Com um drone, fotógrafo escancara a desigualdade nas grandes cidades pelo mundo

Em 2016, quando chegava à Cidade do Cabo, de avião, o fotógrafo sul-africano Johnny Miller ficou chocado com o que viu: uma cidade dividida que parecia gritar, lá de baixo, as diferenças gigantes nas condições de vida entre ricos e pobres. Estava tudo ali, declarado, sem disfarces. Ele, que estava se mudando para lá para estudar, mal sabia que aquelas sensações o levariam a iniciar uma nova fase em sua trajetória profissional.

Muito tocado pelas imagens aéreas que acabara de ver, Miller observou cada parte do trajeto até a casa onde iria morar, o que evidenciou ainda mais os contrastes sociais. “Do aeroporto até o centro da cidade, passa-se por bairros densamente lotados, cercados por estradas de quatro pistas e altas cercas de arame que agem como barreiras impenetráveis ​​à interação humana”, explicou Miller em seu primeiro artigo para o o jornal britânico The Guardian, nesse ano. “O contraste entre esses municípios e o elegante centro da Cidade do Cabo é chocante – mas, como em todas as cidades do mundo, é fácil para os habitantes viverem todos os dias ignorando as disparidades. Talvez seja, também, um mecanismo de defesa: a quantidade de ajuda que esta cidade precisa para se consertar pode parecer esmagadora”.

E não demorou muito para criar o projeto que o tornaria conhecido pelo mundo, Unequal Scenes (Cenas Desiguais). Com ele, o fotógrafo, jornalista e antropólogo apresenta a realidade escancarada pela arquitetura e pela infraestrutura das grandes cidades com imagens – videos e fotos – feitas nas alturas por um drone.

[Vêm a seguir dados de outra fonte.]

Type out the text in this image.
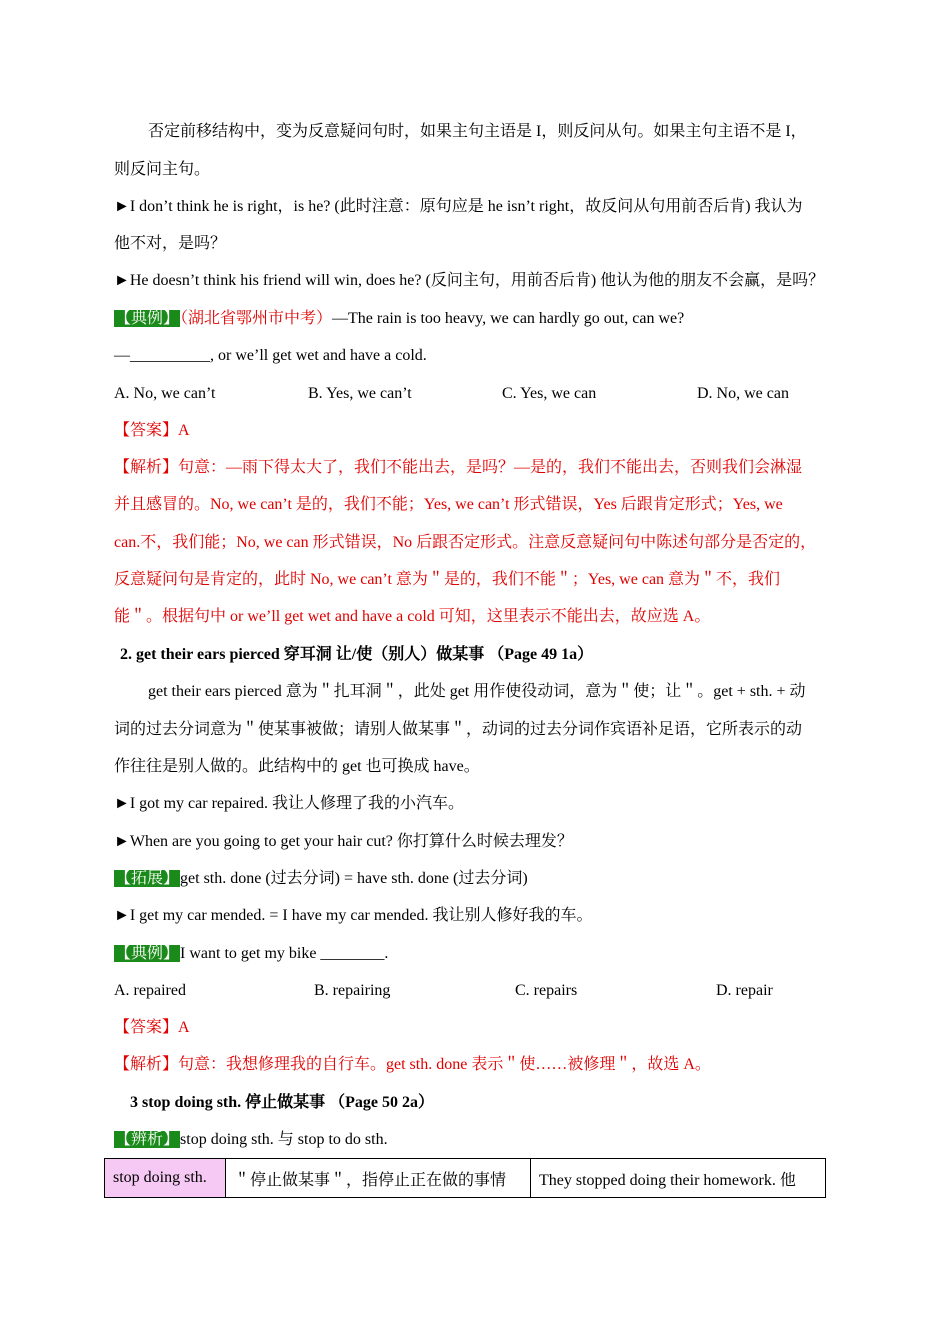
否定前移结构中，变为反意疑问句时，如果主句主语是 I，则反问从句。如果主句主语不是 I，
则反问主句。
►I don’t think he is right，is he? (此时注意：原句应是 he isn’t right，故反问从句用前否后肯) 我认为
他不对，是吗？
►He doesn’t think his friend will win, does he? (反问主句，用前否后肯) 他认为他的朋友不会赢，是吗？
【典例】（湖北省鄂州市中考）—The rain is too heavy, we can hardly go out, can we?
—__________, or we’ll get wet and have a cold.
A. No, we can’t	B. Yes, we can’t	C. Yes, we can	D. No, we can
【答案】A
【解析】句意：—雨下得太大了，我们不能出去，是吗？—是的，我们不能出去，否则我们会淋湿
并且感冒的。No, we can’t 是的，我们不能；Yes, we can’t 形式错误，Yes 后跟肯定形式；Yes, we
can.不，我们能；No, we can 形式错误，No 后跟否定形式。注意反意疑问句中陈述句部分是否定的，
反意疑问句是肯定的，此时 No, we can’t 意为＂是的，我们不能＂；Yes, we can 意为＂不，我们
能＂。根据句中 or we’ll get wet and have a cold 可知，这里表示不能出去，故应选 A。
2. get their ears pierced 穿耳洞 让/使（别人）做某事 （Page 49 1a）
get their ears pierced 意为＂扎耳洞＂，此处 get 用作使役动词，意为＂使；让＂。get + sth. + 动
词的过去分词意为＂使某事被做；请别人做某事＂，动词的过去分词作宾语补足语，它所表示的动
作往往是别人做的。此结构中的 get 也可换成 have。
►I got my car repaired. 我让人修理了我的小汽车。
►When are you going to get your hair cut? 你打算什么时候去理发？
【拓展】get sth. done (过去分词) = have sth. done (过去分词)
►I get my car mended. = I have my car mended. 我让别人修好我的车。
【典例】I want to get my bike ________.
A. repaired	B. repairing	C. repairs	D. repair
【答案】A
【解析】句意：我想修理我的自行车。get sth. done 表示＂使……被修理＂，故选 A。
3 stop doing sth. 停止做某事 （Page 50 2a）
【辨析】stop doing sth. 与 stop to do sth.
stop doing sth.	＂停止做某事＂，指停止正在做的事情	They stopped doing their homework. 他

No segundo artigo que escreveu para o The Guardian, no ano passado, ele comentou a escolha desse equipamento: “É surpreendente como olhar para algo de um novo ângulo pode mudar as perspectivas das pessoas. Quando iniciei o projeto, não fazia ideia de que pilotar um drone sobre os distritos, condomínios fechados e campos de golfe da África do Sul poderia causar tal impacto. Até mesmo o ângulo dessas imagens parece importante. As pessoas me dizem que as cenas de cima (a “visão mais baixa”), sem horizonte algum, são as mais impactantes. Talvez seja o contraste elevado, ou talvez seja o sentimento de distanciamento do outro mundo que essa visão oferece”.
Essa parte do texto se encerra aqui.